I came across an interesting series today as I was looking around the website Surf the Channel. I was looking for a documentary to watch (I know, I’m a nerd) when I came upon Richard Dawkin’s series The Enemies of Reason. In the first episode, which I am currently watching, Dawkins strays from his usual topic of religion to discuss New Age superstition. Technically, you can be an atheist and still believe in tarot cards, psychic readings, and ghosts, but why would you? Many atheist pride themselves on using logic and reason to rid themselves/avoid a belief in God. It seems only natural that they would want to use those same skills to decide whether to visit a psychic healer or a doctor to help with your arthritis?

If any of you have an irrational belief (and everybody does), I encourage you to take a second look at it. Do some research, and ask yourself, Does this make sense? It can be hard, and a little bit scary, to get rid of long held beliefs. Sometimes you need to let them go one at a time, weening yourself off of superstition. Finding the distinction between truth and lies is a life long battle that everyone is fighting. But everytime you throw off a silly superstition, whether it is religion or avoiding black cats, it brings you that much closer to the truth.

6 thoughts on “The Enemies of Reason

  1. The phrasing in this post is urging me to comment. “Many atheist pride themselves on using logic and reason to rid themselves/avoid a belief in God” – that’s kind of backwards. The Atheist comes to the conclusion that there is no God because there is no substantial evidence for God, and therefore, no reason to worship such a being. They don’t actively seek out proof to specifically rid themselves of a deity.

    Most Atheists find there is little proof of any supernatural forces, and so most will turn a skeptical eye to any paranormal claims including New Age superstition, because it flies in the face of rational thought.

    Your conclusion in this post, however, is in the right spirit (pardon the obvious pun). I just felt I needed to point this out.

  2. I suspect there are some atheists in each camp. Some arrive at atheism simply through argument (“lack of evidence” — though this presumes that the only modes of rational inquiry that are legitimate are empirical). But I suspect that other atheists (I actually suspecet many atheists) snagged their sweaters at some point in Sunday School, never got over it, and “use logic and reason to rid themselves/avoid” the belief.

  3. Just for fun:
    It seems we all willingly believe things that we have not ourselves verified, but that either someone credible has verified or a sufficient mass of people has seen. Things like “the war of 1812 happened” or “the eiffel tower is in paris.” So what about ghosts? There are millions of accounts of ghost sightings. These accounts cross all cultures and are had by people both apparently insane and apparently sane. There is little to gain in claiming to have seen a ghost, but yet millions of people across all cultures from time immemorial have claimed to have seen/experienced such things.
    I’d venture to guess that we believe many things (like “the Taj Mahal exists”) on far less “second-hand” evidence.

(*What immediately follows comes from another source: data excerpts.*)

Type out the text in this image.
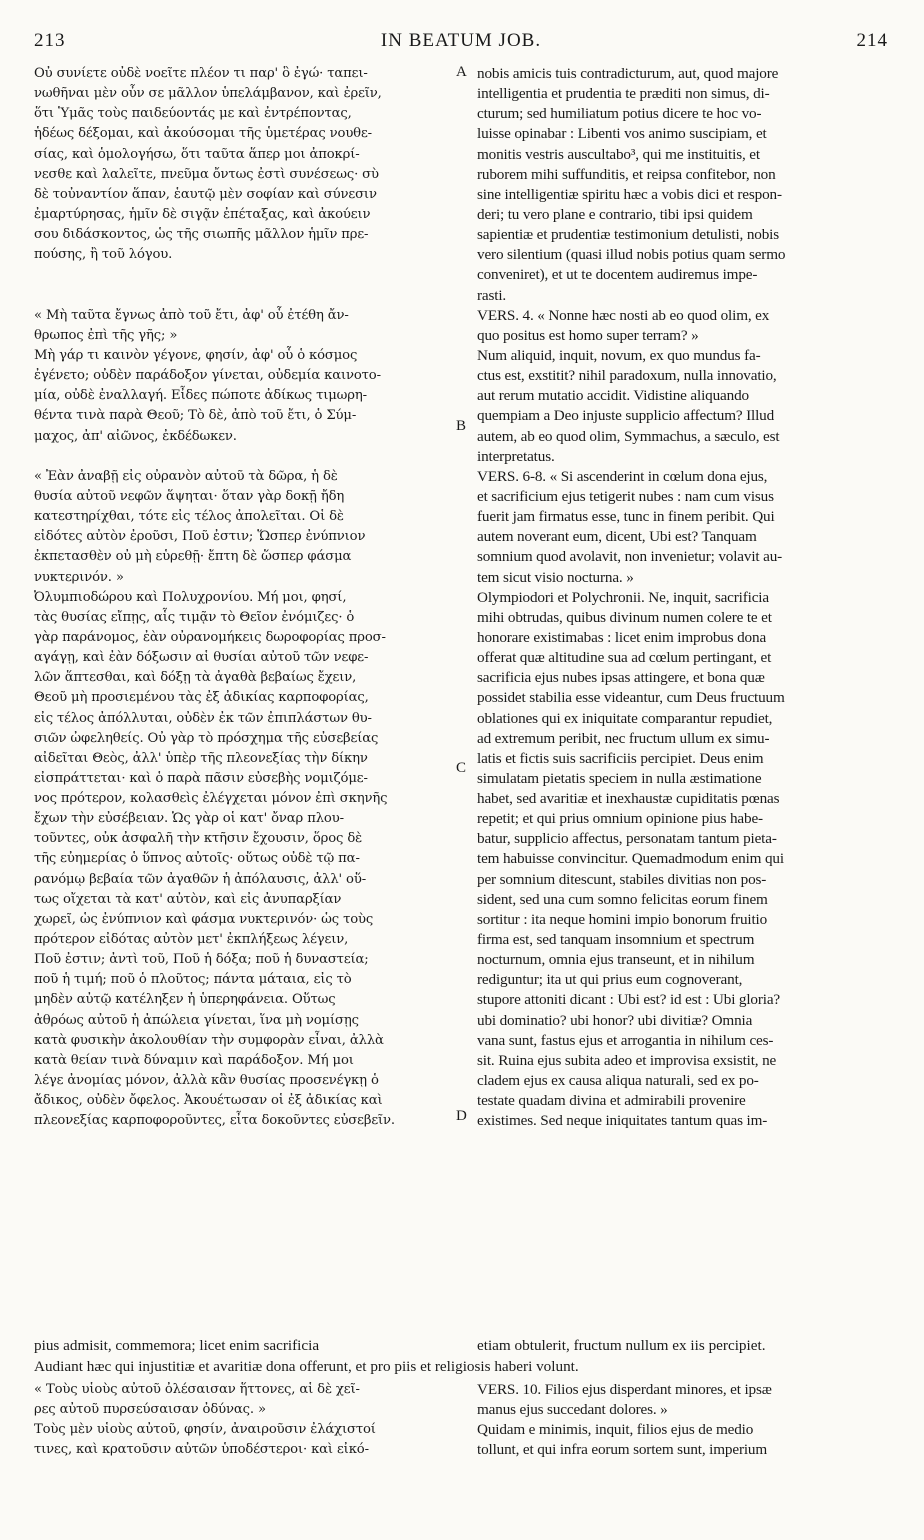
213	IN BEATUM JOB.	214
A
B
C
D
Οὐ συνίετε οὐδὲ νοεῖτε πλέον τι παρ' ὃ ἐγώ· ταπει-
νωθῆναι μὲν οὖν σε μᾶλλον ὑπελάμβανον, καὶ ἐρεῖν,
ὅτι Ὑμᾶς τοὺς παιδεύοντάς με καὶ ἐντρέποντας,
ἡδέως δέξομαι, καὶ ἀκούσομαι τῆς ὑμετέρας νουθε-
σίας, καὶ ὁμολογήσω, ὅτι ταῦτα ἅπερ μοι ἀποκρί-
νεσθε καὶ λαλεῖτε, πνεῦμα ὄντως ἐστὶ συνέσεως· σὺ
δὲ τοὐναντίον ἅπαν, ἑαυτῷ μὲν σοφίαν καὶ σύνεσιν
ἐμαρτύρησας, ἡμῖν δὲ σιγᾷν ἐπέταξας, καὶ ἀκούειν
σου διδάσκοντος, ὡς τῆς σιωπῆς μᾶλλον ἡμῖν πρε-
πούσης, ἢ τοῦ λόγου.
« Μὴ ταῦτα ἔγνως ἀπὸ τοῦ ἔτι, ἀφ' οὗ ἐτέθη ἄν-
θρωπος ἐπὶ τῆς γῆς; »
Μὴ γάρ τι καινὸν γέγονε, φησίν, ἀφ' οὗ ὁ κόσμος
ἐγένετο; οὐδὲν παράδοξον γίνεται, οὐδεμία καινοτο-
μία, οὐδὲ ἐναλλαγή. Εἶδες πώποτε ἀδίκως τιμωρη-
θέντα τινὰ παρὰ Θεοῦ; Τὸ δὲ, ἀπὸ τοῦ ἔτι, ὁ Σύμ-
μαχος, ἀπ' αἰῶνος, ἐκδέδωκεν.
« Ἐὰν ἀναβῇ εἰς οὐρανὸν αὐτοῦ τὰ δῶρα, ἡ δὲ
θυσία αὐτοῦ νεφῶν ἅψηται· ὅταν γὰρ δοκῇ ἤδη
κατεστηρίχθαι, τότε εἰς τέλος ἀπολεῖται. Οἱ δὲ
εἰδότες αὐτὸν ἐροῦσι, Ποῦ ἐστιν; Ὥσπερ ἐνύπνιον
ἐκπετασθὲν οὐ μὴ εὑρεθῇ· ἔπτη δὲ ὥσπερ φάσμα
νυκτερινόν. »
Ὀλυμπιοδώρου καὶ Πολυχρονίου. Μή μοι, φησί,
τὰς θυσίας εἴπῃς, αἷς τιμᾷν τὸ Θεῖον ἐνόμιζες· ὁ
γὰρ παράνομος, ἐὰν οὐρανομήκεις δωροφορίας προσ-
αγάγῃ, καὶ ἐὰν δόξωσιν αἱ θυσίαι αὐτοῦ τῶν νεφε-
λῶν ἅπτεσθαι, καὶ δόξῃ τὰ ἀγαθὰ βεβαίως ἔχειν,
Θεοῦ μὴ προσιεμένου τὰς ἐξ ἀδικίας καρποφορίας,
εἰς τέλος ἀπόλλυται, οὐδὲν ἐκ τῶν ἐπιπλάστων θυ-
σιῶν ὠφεληθείς. Οὐ γὰρ τὸ πρόσχημα τῆς εὐσεβείας
αἰδεῖται Θεὸς, ἀλλ' ὑπὲρ τῆς πλεονεξίας τὴν δίκην
εἰσπράττεται· καὶ ὁ παρὰ πᾶσιν εὐσεβὴς νομιζόμε-
νος πρότερον, κολασθεὶς ἐλέγχεται μόνον ἐπὶ σκηνῆς
ἔχων τὴν εὐσέβειαν. Ὡς γὰρ οἱ κατ' ὄναρ πλου-
τοῦντες, οὐκ ἀσφαλῆ τὴν κτῆσιν ἔχουσιν, ὅρος δὲ
τῆς εὐημερίας ὁ ὕπνος αὐτοῖς· οὕτως οὐδὲ τῷ πα-
ρανόμῳ βεβαία τῶν ἀγαθῶν ἡ ἀπόλαυσις, ἀλλ' οὕ-
τως οἴχεται τὰ κατ' αὐτὸν, καὶ εἰς ἀνυπαρξίαν
χωρεῖ, ὡς ἐνύπνιον καὶ φάσμα νυκτερινόν· ὡς τοὺς
πρότερον εἰδότας αὐτὸν μετ' ἐκπλήξεως λέγειν,
Ποῦ ἐστιν; ἀντὶ τοῦ, Ποῦ ἡ δόξα; ποῦ ἡ δυναστεία;
ποῦ ἡ τιμή; ποῦ ὁ πλοῦτος; πάντα μάταια, εἰς τὸ
μηδὲν αὐτῷ κατέληξεν ἡ ὑπερηφάνεια. Οὕτως
ἀθρόως αὐτοῦ ἡ ἀπώλεια γίνεται, ἵνα μὴ νομίσῃς
κατὰ φυσικὴν ἀκολουθίαν τὴν συμφορὰν εἶναι, ἀλλὰ
κατὰ θείαν τινὰ δύναμιν καὶ παράδοξον. Μή μοι
λέγε ἀνομίας μόνον, ἀλλὰ κἂν θυσίας προσενέγκῃ ὁ
ἄδικος, οὐδὲν ὄφελος. Ἀκουέτωσαν οἱ ἐξ ἀδικίας καὶ
πλεονεξίας καρποφοροῦντες, εἶτα δοκοῦντες εὐσεβεῖν.
nobis amicis tuis contradicturum, aut, quod majore
intelligentia et prudentia te præditi non simus, di-
cturum; sed humiliatum potius dicere te hoc vo-
luisse opinabar : Libenti vos animo suscipiam, et
monitis vestris auscultabo³, qui me instituitis, et
ruborem mihi suffunditis, et reipsa confitebor, non
sine intelligentiæ spiritu hæc a vobis dici et respon-
deri; tu vero plane e contrario, tibi ipsi quidem
sapientiæ et prudentiæ testimonium detulisti, nobis
vero silentium (quasi illud nobis potius quam sermo
conveniret), et ut te docentem audiremus impe-
rasti.
VERS. 4. « Nonne hæc nosti ab eo quod olim, ex
quo positus est homo super terram? »
Num aliquid, inquit, novum, ex quo mundus fa-
ctus est, exstitit? nihil paradoxum, nulla innovatio,
aut rerum mutatio accidit. Vidistine aliquando
quempiam a Deo injuste supplicio affectum? Illud
autem, ab eo quod olim, Symmachus, a sæculo, est
interpretatus.
VERS. 6-8. « Si ascenderint in cœlum dona ejus,
et sacrificium ejus tetigerit nubes : nam cum visus
fuerit jam firmatus esse, tunc in finem peribit. Qui
autem noverant eum, dicent, Ubi est? Tanquam
somnium quod avolavit, non invenietur; volavit au-
tem sicut visio nocturna. »
Olympiodori et Polychronii. Ne, inquit, sacrificia
mihi obtrudas, quibus divinum numen colere te et
honorare existimabas : licet enim improbus dona
offerat quæ altitudine sua ad cœlum pertingant, et
sacrificia ejus nubes ipsas attingere, et bona quæ
possidet stabilia esse videantur, cum Deus fructuum
oblationes qui ex iniquitate comparantur repudiet,
ad extremum peribit, nec fructum ullum ex simu-
latis et fictis suis sacrificiis percipiet. Deus enim
simulatam pietatis speciem in nulla æstimatione
habet, sed avaritiæ et inexhaustæ cupiditatis pœnas
repetit; et qui prius omnium opinione pius habe-
batur, supplicio affectus, personatam tantum pieta-
tem habuisse convincitur. Quemadmodum enim qui
per somnium ditescunt, stabiles divitias non pos-
sident, sed una cum somno felicitas eorum finem
sortitur : ita neque homini impio bonorum fruitio
firma est, sed tanquam insomnium et spectrum
nocturnum, omnia ejus transeunt, et in nihilum
rediguntur; ita ut qui prius eum cognoverant,
stupore attoniti dicant : Ubi est? id est : Ubi gloria?
ubi dominatio? ubi honor? ubi divitiæ? Omnia
vana sunt, fastus ejus et arrogantia in nihilum ces-
sit. Ruina ejus subita adeo et improvisa exsistit, ne
cladem ejus ex causa aliqua naturali, sed ex po-
testate quadam divina et admirabili provenire
existimes. Sed neque iniquitates tantum quas im-
pius admisit, commemora; licet enim sacrificia	etiam obtulerit, fructum nullum ex iis percipiet.
Audiant hæc qui injustitiæ et avaritiæ dona offerunt, et pro piis et religiosis haberi volunt.
« Τοὺς υἱοὺς αὐτοῦ ὀλέσαισαν ἥττονες, αἱ δὲ χεῖ-
ρες αὐτοῦ πυρσεύσαισαν ὀδύνας. »
Τοὺς μὲν υἱοὺς αὐτοῦ, φησίν, ἀναιροῦσιν ἐλάχιστοί
τινες, καὶ κρατοῦσιν αὐτῶν ὑποδέστεροι· καὶ εἰκό-
VERS. 10. Filios ejus disperdant minores, et ipsæ
manus ejus succedant dolores. »
Quidam e minimis, inquit, filios ejus de medio
tollunt, et qui infra eorum sortem sunt, imperium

    This leads to this issue: is it possible to have a “simply rational society”? Is it possible for a human being to be or become “purely or perfectly rational”?

  4. GK Chesterton puts it this way: “We believe an old apple-woman when she says she ate an apple; but when she says she saw a ghost we say, ‘But she’s only an old apple-woman.” (Orthodoxy p279)

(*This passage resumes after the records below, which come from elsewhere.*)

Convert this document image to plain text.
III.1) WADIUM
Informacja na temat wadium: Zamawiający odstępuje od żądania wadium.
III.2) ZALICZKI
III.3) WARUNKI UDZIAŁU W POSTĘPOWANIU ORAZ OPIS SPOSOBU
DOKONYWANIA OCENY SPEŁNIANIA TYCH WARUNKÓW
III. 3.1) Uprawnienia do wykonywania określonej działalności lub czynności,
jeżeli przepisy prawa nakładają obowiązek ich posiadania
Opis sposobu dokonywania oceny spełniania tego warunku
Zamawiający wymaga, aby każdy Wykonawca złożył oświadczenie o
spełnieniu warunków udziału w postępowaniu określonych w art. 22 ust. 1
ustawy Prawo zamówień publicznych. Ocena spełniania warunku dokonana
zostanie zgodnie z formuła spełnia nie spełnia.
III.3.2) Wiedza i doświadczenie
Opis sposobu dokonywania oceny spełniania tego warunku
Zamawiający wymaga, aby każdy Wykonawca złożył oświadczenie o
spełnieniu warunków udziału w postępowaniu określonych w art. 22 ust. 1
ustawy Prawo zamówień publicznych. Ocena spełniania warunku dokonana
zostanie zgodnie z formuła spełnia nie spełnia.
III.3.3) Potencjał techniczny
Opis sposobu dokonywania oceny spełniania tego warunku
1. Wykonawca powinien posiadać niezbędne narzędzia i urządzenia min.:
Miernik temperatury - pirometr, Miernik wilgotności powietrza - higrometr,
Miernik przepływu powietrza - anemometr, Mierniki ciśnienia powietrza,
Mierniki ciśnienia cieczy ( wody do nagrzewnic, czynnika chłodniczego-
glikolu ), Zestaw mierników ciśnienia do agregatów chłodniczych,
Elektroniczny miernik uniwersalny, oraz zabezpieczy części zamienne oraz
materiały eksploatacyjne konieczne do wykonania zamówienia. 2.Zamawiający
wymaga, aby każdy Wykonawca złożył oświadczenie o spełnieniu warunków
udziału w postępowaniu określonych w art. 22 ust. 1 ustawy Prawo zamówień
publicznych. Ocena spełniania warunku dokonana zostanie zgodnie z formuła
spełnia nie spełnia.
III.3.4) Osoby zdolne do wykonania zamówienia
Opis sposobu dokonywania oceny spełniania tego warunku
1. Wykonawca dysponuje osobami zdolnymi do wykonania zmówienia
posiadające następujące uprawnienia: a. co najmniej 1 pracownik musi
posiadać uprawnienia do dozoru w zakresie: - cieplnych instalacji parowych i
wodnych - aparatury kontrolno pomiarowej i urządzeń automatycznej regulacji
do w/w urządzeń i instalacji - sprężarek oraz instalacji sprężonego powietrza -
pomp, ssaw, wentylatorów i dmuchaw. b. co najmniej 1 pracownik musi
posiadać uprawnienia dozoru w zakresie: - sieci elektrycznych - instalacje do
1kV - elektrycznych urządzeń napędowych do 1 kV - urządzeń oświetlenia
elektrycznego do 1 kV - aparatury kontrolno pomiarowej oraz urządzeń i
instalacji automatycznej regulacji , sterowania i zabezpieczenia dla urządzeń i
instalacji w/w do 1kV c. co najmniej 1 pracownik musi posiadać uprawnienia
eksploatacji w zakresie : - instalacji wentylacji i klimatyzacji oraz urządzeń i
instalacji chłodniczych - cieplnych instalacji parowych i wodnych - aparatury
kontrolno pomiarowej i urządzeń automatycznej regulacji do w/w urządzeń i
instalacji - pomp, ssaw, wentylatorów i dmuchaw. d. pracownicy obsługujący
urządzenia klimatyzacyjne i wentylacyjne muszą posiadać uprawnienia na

  5. Those who did not “get it” in Sunday School, this would have started the slippery slope into logic which only seems to provide more and more evidence for the non-existence of God. Even if such an Atheist were to seek out proof for the existence of God, the little that is around is often an argument from incredulity, or simply statements such as “well Science and reason can’t explain this… therefore God Exists” which are poor proofs. True skeptics would be open to a serious argument. The problem is that it takes a leap of faith to believe in the supernatural.